Helping your employer separate employment law facts from HR fairytales will prove your worth to them as a source of expert advice, writes David Bates
If you were asked to sign a complex contract, or charged with an offence, would you rely on information obtained via Google? Would you visit a few ‘online forums’ and follow the advice given by someone with the handle ‘Helpful from Holland’? Would you follow the suggestions given by your friends at the Sunday barbecue because, according to them, ‘that’s just what everyone does’?
Hopefully not. However, it’s extraordinary just how many employers will rely on second-hand information gleaned from unreliable sources when it comes to HR and employment law. Instead of turning to experienced and qualified HR experts, they all-too-often treat HR myths as employment law fact … and it usually doesn’t end well.
Common employment law myths
For example, how many times has a colleague asked you whether they need to give an employee ‘three written warnings’ before they can lawfully dismiss them? This is an oldie but still a goodie, and it’s often then followed-up by a question relating to ‘three-month probationary periods’ which, of course, are nowhere to be found in the Fair Work Act.
Then there are the myths about wages, salaries and leave. Have you heard any of these ones recently:
- I can pay my employees whatever we agree as long it’s above the National Minimum Wage (your reply: not if they’re covered by a Modern Award or an Enterprise Agreement you can’t!)
- I pay my staff a salary, so I don’t have to worry anymore about the Modern Award (your reply: if only the Fair Work Act made things that easy!)
- Some of my employees prefer cash to taking annual leave, so I just pay it all out at the end of each year (your reply: that’s very generous of you, but also unlawful!)
“It’s extraordinary just how many employers will rely on second-hand information gleaned from unreliable sources when it comes to HR and employment law”

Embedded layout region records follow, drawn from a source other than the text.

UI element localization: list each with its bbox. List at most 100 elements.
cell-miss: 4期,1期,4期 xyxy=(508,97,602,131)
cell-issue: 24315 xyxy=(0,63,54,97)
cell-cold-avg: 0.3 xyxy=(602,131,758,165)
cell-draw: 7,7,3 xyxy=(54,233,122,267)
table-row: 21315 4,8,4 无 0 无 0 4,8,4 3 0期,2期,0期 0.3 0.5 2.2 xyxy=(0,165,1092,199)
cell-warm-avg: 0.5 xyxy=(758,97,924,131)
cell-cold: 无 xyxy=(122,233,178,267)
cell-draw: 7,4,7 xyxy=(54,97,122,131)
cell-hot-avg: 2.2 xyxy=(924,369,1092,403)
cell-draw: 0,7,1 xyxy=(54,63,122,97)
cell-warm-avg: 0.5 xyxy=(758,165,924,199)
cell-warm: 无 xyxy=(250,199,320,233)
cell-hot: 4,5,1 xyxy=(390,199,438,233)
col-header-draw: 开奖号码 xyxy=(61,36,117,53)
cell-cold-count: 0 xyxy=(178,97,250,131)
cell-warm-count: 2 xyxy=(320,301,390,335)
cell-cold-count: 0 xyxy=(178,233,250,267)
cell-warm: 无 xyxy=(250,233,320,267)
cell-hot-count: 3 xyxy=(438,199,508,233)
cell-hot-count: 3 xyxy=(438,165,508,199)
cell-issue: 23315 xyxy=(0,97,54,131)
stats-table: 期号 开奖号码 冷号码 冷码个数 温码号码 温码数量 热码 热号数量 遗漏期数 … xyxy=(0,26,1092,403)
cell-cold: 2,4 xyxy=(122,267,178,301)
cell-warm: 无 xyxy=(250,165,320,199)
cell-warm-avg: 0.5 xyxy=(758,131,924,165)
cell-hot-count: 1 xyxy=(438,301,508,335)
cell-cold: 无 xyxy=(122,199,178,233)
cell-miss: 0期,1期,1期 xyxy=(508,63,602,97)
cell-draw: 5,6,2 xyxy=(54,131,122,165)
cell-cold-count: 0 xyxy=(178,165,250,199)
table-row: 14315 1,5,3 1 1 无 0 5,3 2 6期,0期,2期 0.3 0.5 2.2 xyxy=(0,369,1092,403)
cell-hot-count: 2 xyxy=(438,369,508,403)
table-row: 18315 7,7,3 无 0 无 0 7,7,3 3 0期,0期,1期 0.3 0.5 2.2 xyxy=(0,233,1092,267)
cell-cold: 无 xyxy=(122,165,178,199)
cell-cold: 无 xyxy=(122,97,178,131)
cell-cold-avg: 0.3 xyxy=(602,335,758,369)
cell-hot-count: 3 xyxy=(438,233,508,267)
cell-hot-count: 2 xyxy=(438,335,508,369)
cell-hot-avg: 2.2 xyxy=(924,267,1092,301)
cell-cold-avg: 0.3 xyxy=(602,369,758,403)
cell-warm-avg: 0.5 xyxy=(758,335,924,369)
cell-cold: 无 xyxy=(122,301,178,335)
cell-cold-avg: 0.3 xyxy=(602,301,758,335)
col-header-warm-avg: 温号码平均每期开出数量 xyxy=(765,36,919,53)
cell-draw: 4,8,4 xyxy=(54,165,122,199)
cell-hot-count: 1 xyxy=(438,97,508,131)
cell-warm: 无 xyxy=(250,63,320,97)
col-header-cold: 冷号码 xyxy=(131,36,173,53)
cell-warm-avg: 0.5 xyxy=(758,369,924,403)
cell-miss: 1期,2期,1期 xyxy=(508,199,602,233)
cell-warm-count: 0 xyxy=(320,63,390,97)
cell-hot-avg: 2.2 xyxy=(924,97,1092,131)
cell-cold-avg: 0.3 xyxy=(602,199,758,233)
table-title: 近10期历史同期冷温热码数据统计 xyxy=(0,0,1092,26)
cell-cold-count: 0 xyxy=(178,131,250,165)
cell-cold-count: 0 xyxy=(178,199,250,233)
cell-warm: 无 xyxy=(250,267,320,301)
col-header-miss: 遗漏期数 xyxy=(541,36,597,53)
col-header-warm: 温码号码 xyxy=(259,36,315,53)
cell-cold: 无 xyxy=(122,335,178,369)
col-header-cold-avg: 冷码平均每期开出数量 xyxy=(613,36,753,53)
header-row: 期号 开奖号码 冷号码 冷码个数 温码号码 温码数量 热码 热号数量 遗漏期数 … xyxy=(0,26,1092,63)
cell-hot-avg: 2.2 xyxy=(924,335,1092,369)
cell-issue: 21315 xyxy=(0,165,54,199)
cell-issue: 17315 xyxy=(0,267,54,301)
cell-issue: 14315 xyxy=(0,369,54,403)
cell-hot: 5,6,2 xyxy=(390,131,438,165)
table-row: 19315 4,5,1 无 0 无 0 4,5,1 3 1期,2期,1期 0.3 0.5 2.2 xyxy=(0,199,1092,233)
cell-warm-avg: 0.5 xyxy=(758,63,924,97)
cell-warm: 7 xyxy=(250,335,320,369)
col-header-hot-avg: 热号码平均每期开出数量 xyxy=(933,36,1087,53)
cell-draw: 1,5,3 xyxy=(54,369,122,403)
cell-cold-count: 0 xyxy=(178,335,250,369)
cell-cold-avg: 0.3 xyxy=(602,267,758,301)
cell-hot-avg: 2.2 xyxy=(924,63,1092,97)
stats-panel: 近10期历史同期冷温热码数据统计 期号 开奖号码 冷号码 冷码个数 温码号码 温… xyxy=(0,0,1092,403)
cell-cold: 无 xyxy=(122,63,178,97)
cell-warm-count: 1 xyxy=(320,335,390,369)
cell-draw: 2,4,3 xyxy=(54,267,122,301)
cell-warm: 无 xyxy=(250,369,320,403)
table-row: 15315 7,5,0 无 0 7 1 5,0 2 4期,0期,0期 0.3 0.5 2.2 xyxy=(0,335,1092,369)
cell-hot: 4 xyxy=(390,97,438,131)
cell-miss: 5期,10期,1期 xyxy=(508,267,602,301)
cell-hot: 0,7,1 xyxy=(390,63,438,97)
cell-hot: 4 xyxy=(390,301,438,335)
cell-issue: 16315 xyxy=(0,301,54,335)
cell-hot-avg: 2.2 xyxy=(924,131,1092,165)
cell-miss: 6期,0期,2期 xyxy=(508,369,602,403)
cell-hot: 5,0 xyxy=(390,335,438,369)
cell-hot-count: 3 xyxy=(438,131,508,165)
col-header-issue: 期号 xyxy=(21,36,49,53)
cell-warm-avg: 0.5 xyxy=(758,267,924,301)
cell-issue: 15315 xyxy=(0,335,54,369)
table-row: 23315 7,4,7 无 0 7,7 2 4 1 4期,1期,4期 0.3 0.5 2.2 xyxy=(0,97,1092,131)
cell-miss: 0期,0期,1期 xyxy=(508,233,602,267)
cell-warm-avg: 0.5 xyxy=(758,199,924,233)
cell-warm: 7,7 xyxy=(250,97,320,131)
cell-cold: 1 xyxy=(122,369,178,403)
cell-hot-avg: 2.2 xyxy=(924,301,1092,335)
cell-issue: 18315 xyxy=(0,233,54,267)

Of course, the above examples are just the tip of the iceberg. Many employers also assume that because ‘everyone’ operating in their particular industry are doing things in a particular way, they can too. What many don’t realise is that most of those other employers will either be covered by different Modern Awards or have workplace-specific Enterprise Agreements in place which permit those particular practices.
All of the above said, the fact is most employers are of course trying to do the right thing. Those who get it wrong are usually well-meaning employers who are simply overwhelmed by the complexity of Australia’s highly-regulated labour market. While there are certainly some employers who consider breaking the law and underpaying workers to be ‘the price of doing business’, most are grappling to comprehend detailed Modern Awards, the ten National Employment Standards (NES), and an Act which is currently more than 1000 pages long.
The home truths of employment law
However, employers ‘don’t know what they don’t know’, and this means they may not seek expert advice when they should because they genuinely believe the information they’re relying on is employment law fact when it’s actually HR fiction. That means it’s up to each of us to proactively point out HR myths to our clients, and we recommend starting with these home truths:
- Australian laws protect prospective employees from unlawful discrimination and so-called ‘adverse action’. Even a person your business never employs can, therefore, bring a claim against them (it’s a myth that only existing employees can bring claims)
- Ensure advertised wages or salaries are consistent with underpinning Modern Awards, Enterprise Agreements or, if neither of these apply, with the National Minimum Wage (it’s a myth that you can pay whatever is negotiated, or just the ‘going rate’)
- Issue well-drafted employment contracts which are consistent with the statutory entitlements imposed by Australian law and industrial instruments, such as Modern Awards (it’s a myth that contracts simply override the Fair Work Act, Awards, and Enterprise Agreements)
“Those who get it wrong are usually well-meaning employers who are simply overwhelmed by the complexity of Australia’s highly-regulated labour market”
- Ensure performance management or disciplinary action is never taken ‘because’ an employee is exercising, or proposes to exercise, a protected ‘workplace right’ (it’s a myth that employers have complete discretion to take whatever action they like, whenever they like)
- Always take ‘reasonable managerial action in a reasonable way’ to reduce the risk of bullying-related claims (it’s a myth that bullying only goes on in ‘rough and tumble’ working environments)
- Carefully check whether the employee has completed the applicable ‘minimum employment period’ (it’s a myth that ‘small businesses’ are automatically excluded from the unfair dismissal laws)
- When dismissing an employee for serious misconduct, always provide an opportunity to ‘show cause’ before confirming a final decision (it’s a myth that summary dismissal means you can simply fire someone ‘on the spot’)
Helping your employer separate employment law facts from HR fairytales will prove your worth to them as a source of expert advice, and maybe even help your business live happily ever after.